On June 6, officers Robert McCabe and Aaron Torgalski were charged with second-degree assault, a felony. Following an arraignment that day, at which McCabe and Torgalski pleaded not guilty, they were released without bail while awaiting a felony hearing. Erie County district attorney John Flynn announced on February 11, 2021, that a grand jury had dismissed the charges against the officers. The grand jury hearing had been delayed due to the COVID-19 pandemic. On April 10, 2022, an arbitrator ruled that the officers did not violate use-of-force guidelines in the incident.

===President Trump's response===

President Donald Trump spread unfounded conspiracy theories regarding the incident on Twitter.

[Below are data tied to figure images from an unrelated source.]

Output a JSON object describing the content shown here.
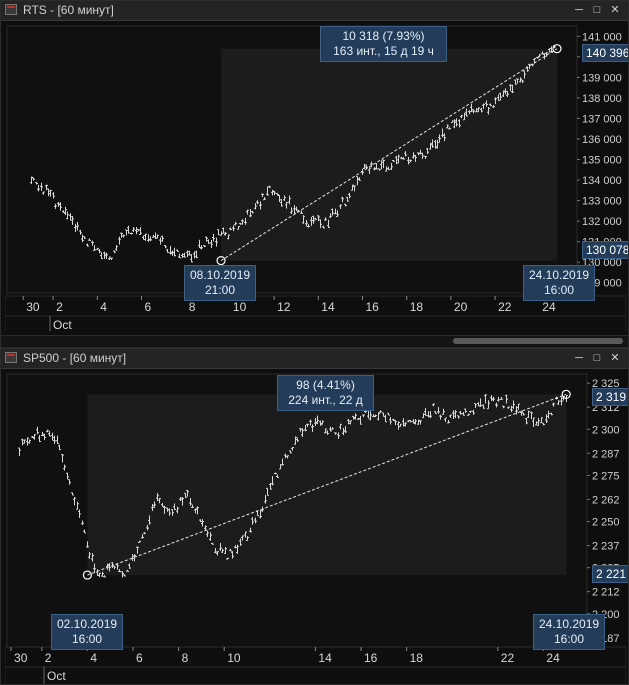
{
  "colors": {
    "background": "#0b0b0b",
    "tag": "#223c5a",
    "bars": "#d8d8d8",
    "selection": "#1c1c1c"
  },
  "charts": [
    {
      "title": "RTS - [60 минут]",
      "measure_line1": "10 318 (7.93%)",
      "measure_line2": "163 инт., 15 д 19 ч",
      "start_date": "08.10.2019",
      "start_time": "21:00",
      "end_date": "24.10.2019",
      "end_time": "16:00",
      "price_high_label": "140 396",
      "price_low_label": "130 078",
      "month_label": "Oct",
      "y_ticks": [
        "141 000",
        "140 000",
        "139 000",
        "138 000",
        "137 000",
        "136 000",
        "135 000",
        "134 000",
        "133 000",
        "132 000",
        "131 000",
        "130 000",
        "129 000"
      ],
      "x_ticks": [
        "30",
        "2",
        "4",
        "6",
        "8",
        "10",
        "12",
        "14",
        "16",
        "18",
        "20",
        "22",
        "24"
      ]
    },
    {
      "title": "SP500 - [60 минут]",
      "measure_line1": "98 (4.41%)",
      "measure_line2": "224 инт., 22 д",
      "start_date": "02.10.2019",
      "start_time": "16:00",
      "end_date": "24.10.2019",
      "end_time": "16:00",
      "price_high_label": "2 319",
      "price_low_label": "2 221",
      "month_label": "Oct",
      "y_ticks": [
        "2 325",
        "2 312",
        "2 300",
        "2 287",
        "2 275",
        "2 262",
        "2 250",
        "2 237",
        "2 225",
        "2 212",
        "2 200",
        "2 187"
      ],
      "x_ticks": [
        "30",
        "2",
        "4",
        "6",
        "8",
        "10",
        "14",
        "16",
        "18",
        "22",
        "24"
      ]
    }
  ],
  "chart_data": [
    {
      "type": "candlestick",
      "title": "RTS - [60 минут]",
      "x": [
        "30",
        "2",
        "4",
        "6",
        "8",
        "10",
        "12",
        "14",
        "16",
        "18",
        "20",
        "22",
        "24"
      ],
      "ylim": [
        128500,
        141500
      ],
      "y_ticks": [
        141000,
        140000,
        139000,
        138000,
        137000,
        136000,
        135000,
        134000,
        133000,
        132000,
        131000,
        130000,
        129000
      ],
      "measurement": {
        "change": 10318,
        "percent": 7.93,
        "from_date": "08.10.2019 21:00",
        "from_price": 130078,
        "to_date": "24.10.2019 16:00",
        "to_price": 140396
      },
      "approx_path": [
        [
          0.0,
          134200
        ],
        [
          1.1,
          132900
        ],
        [
          2.5,
          131000
        ],
        [
          3.5,
          130100
        ],
        [
          4.3,
          131600
        ],
        [
          5.8,
          131100
        ],
        [
          6.9,
          130100
        ],
        [
          8.0,
          131000
        ],
        [
          9.0,
          131500
        ],
        [
          10.0,
          132400
        ],
        [
          10.7,
          133500
        ],
        [
          11.5,
          133000
        ],
        [
          12.4,
          132000
        ],
        [
          13.3,
          131900
        ],
        [
          14.2,
          133000
        ],
        [
          15.0,
          134500
        ],
        [
          16.2,
          134800
        ],
        [
          17.0,
          135100
        ],
        [
          17.8,
          135300
        ],
        [
          19.0,
          136600
        ],
        [
          20.0,
          137500
        ],
        [
          20.8,
          137600
        ],
        [
          22.0,
          138700
        ],
        [
          23.1,
          140000
        ],
        [
          23.7,
          140400
        ]
      ]
    },
    {
      "type": "candlestick",
      "title": "SP500 - [60 минут]",
      "x": [
        "30",
        "2",
        "4",
        "6",
        "8",
        "10",
        "14",
        "16",
        "18",
        "22",
        "24"
      ],
      "ylim": [
        2182,
        2330
      ],
      "y_ticks": [
        2325,
        2312,
        2300,
        2287,
        2275,
        2262,
        2250,
        2237,
        2225,
        2212,
        2200,
        2187
      ],
      "measurement": {
        "change": 98,
        "percent": 4.41,
        "from_date": "02.10.2019 16:00",
        "from_price": 2221,
        "to_date": "24.10.2019 16:00",
        "to_price": 2319
      },
      "approx_path": [
        [
          0.0,
          2290
        ],
        [
          0.6,
          2296
        ],
        [
          1.0,
          2298
        ],
        [
          1.6,
          2295
        ],
        [
          2.1,
          2273
        ],
        [
          2.6,
          2258
        ],
        [
          3.1,
          2232
        ],
        [
          3.5,
          2219
        ],
        [
          4.0,
          2226
        ],
        [
          4.6,
          2222
        ],
        [
          5.3,
          2238
        ],
        [
          6.0,
          2263
        ],
        [
          6.7,
          2255
        ],
        [
          7.4,
          2265
        ],
        [
          8.1,
          2246
        ],
        [
          8.6,
          2236
        ],
        [
          9.2,
          2232
        ],
        [
          10.0,
          2243
        ],
        [
          10.8,
          2262
        ],
        [
          11.5,
          2282
        ],
        [
          12.2,
          2296
        ],
        [
          13.0,
          2304
        ],
        [
          13.9,
          2297
        ],
        [
          14.7,
          2306
        ],
        [
          15.6,
          2310
        ],
        [
          16.4,
          2305
        ],
        [
          17.3,
          2303
        ],
        [
          18.1,
          2311
        ],
        [
          18.9,
          2306
        ],
        [
          19.8,
          2310
        ],
        [
          20.6,
          2315
        ],
        [
          21.5,
          2314
        ],
        [
          22.3,
          2306
        ],
        [
          22.9,
          2303
        ],
        [
          23.5,
          2314
        ],
        [
          24.0,
          2319
        ]
      ]
    }
  ]
}
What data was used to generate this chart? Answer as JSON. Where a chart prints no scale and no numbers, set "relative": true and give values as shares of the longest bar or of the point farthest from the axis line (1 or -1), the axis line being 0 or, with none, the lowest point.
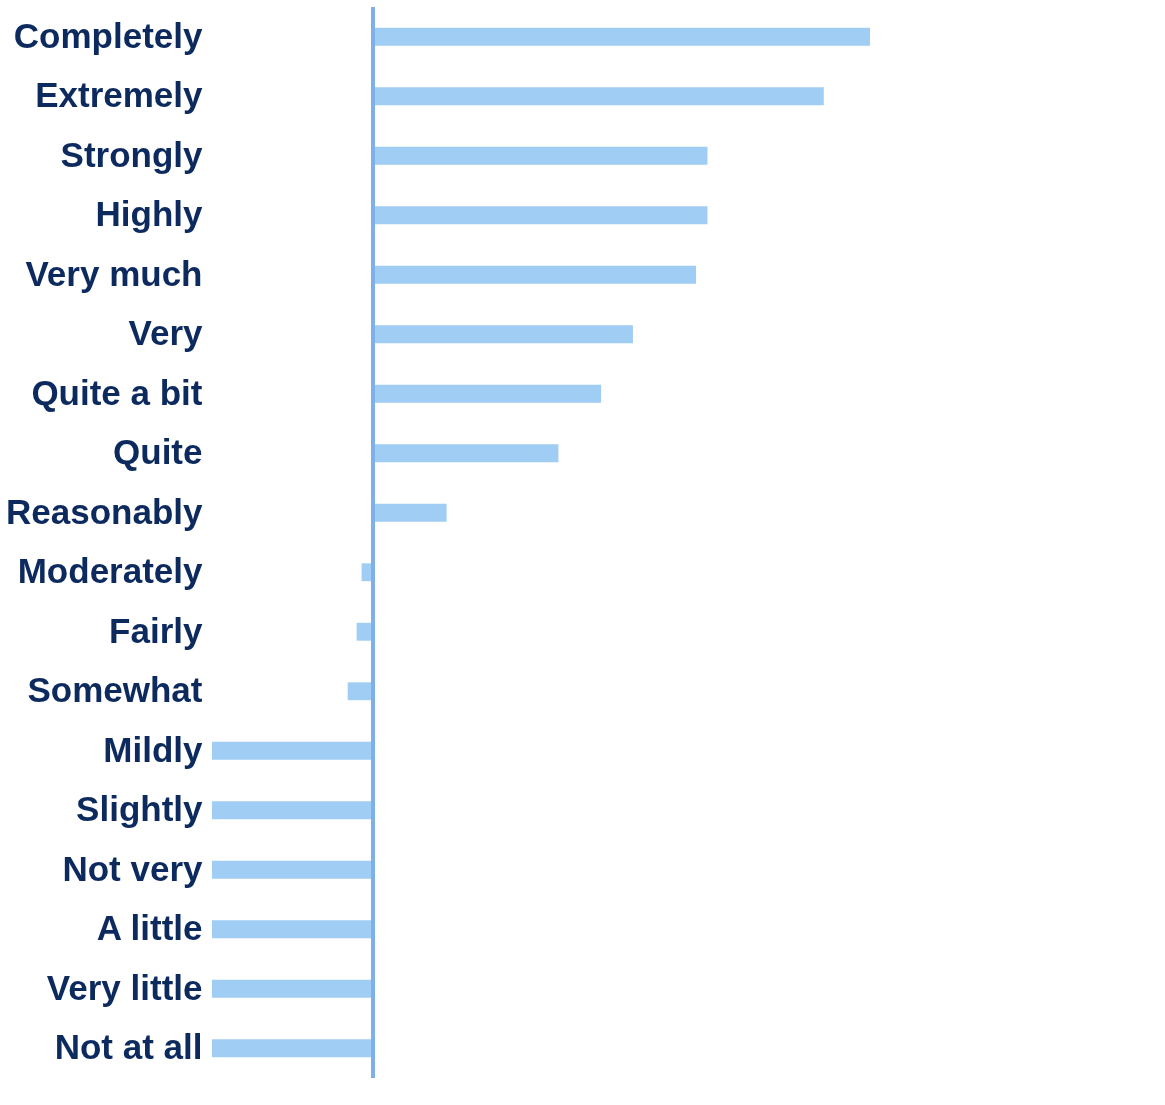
{
  "chart_data": {
    "type": "bar",
    "orientation": "horizontal",
    "relative": true,
    "categories": [
      "Completely",
      "Extremely",
      "Strongly",
      "Highly",
      "Very much",
      "Very",
      "Quite a bit",
      "Quite",
      "Reasonably",
      "Moderately",
      "Fairly",
      "Somewhat",
      "Mildly",
      "Slightly",
      "Not very",
      "A little",
      "Very little",
      "Not at all"
    ],
    "values": [
      1.0,
      0.907,
      0.673,
      0.673,
      0.65,
      0.523,
      0.459,
      0.373,
      0.148,
      -0.023,
      -0.033,
      -0.051,
      -0.324,
      -0.324,
      -0.324,
      -0.324,
      -0.324,
      -0.324
    ],
    "color": "#9fcdf4",
    "ref_lines": [
      {
        "axis": "x",
        "value": 0,
        "color": "#7fb0ea"
      }
    ]
  }
}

There is no evidence that Gugino is an antifa member, that the incident was a setup, that Gugino had fallen "harder than he was pushed", or that he was attempting to "scan" police devices. Mobile phone technology cannot "black out" police equipment in the manner Trump described.

Governor Cuomo sharply criticized the president during his daily news briefing, saying if Trump "ever feels a moment of decency, he should apologize for that tweet. Because it is wholly unacceptable." When asked to comment on Trump's tweet, Gugino responded via text: "Black Lives Matter". Gugino's lawyer described Trump's tweet as "dark, dangerous and untrue".

The source of the story, One America News Network (OANN), is a far-right cable news channel. The journalist behind OANN's story, Kristian Rouz, also works for Sputnik News, a Russian news agency frequently described as a propaganda outlet. In his work for OANN, Rouz has spread conspiracy theories and displayed favorable stances towards the Russian government. Rouz himself did not provide any evidence, only referring to a report by The Conservative Treehouse, a right-wing blog. The blog post, written by someone using the pseudonym "Sundance", claimed without evidence that Gugino is a "professional agitator and Antifa provocateur". It is not known who runs the blog. That afternoon, OANN founder and chairman Robert Herring Sr. tweeted to Trump, "we won't let you down as your source for credible news!", promising a follow-up report.

On June 13, protesters in San Diego, California, gathered outside OANN headquarters, where Herring Sr. challenged the crowd to prove the story was false.

===Lawsuit===
On February 22, 2021, Martin Gugino filed a lawsuit against the city of Buffalo, the officers involved which included one officer that was not charged, mayor Byron Brown, and police commissioners Byron Lockwood and Joseph Gramaglia. The lawsuit claims that several of Gugino's constitutional rights were violated, and the suit also desires to hold the city accountable for "concealing, excusing and/or condoning the unlawful use of force." At a deposition in the matter in February 2023, a lawyer for the police sought an injunction against alleged "harassing questions" like "Who's the police officer who committed that assault upon the citizen peacefully demonstrating against police violence?" and "What are your tattoos?" The judge ruled that there was no harassment and ordered the police officer to answer all questions asked.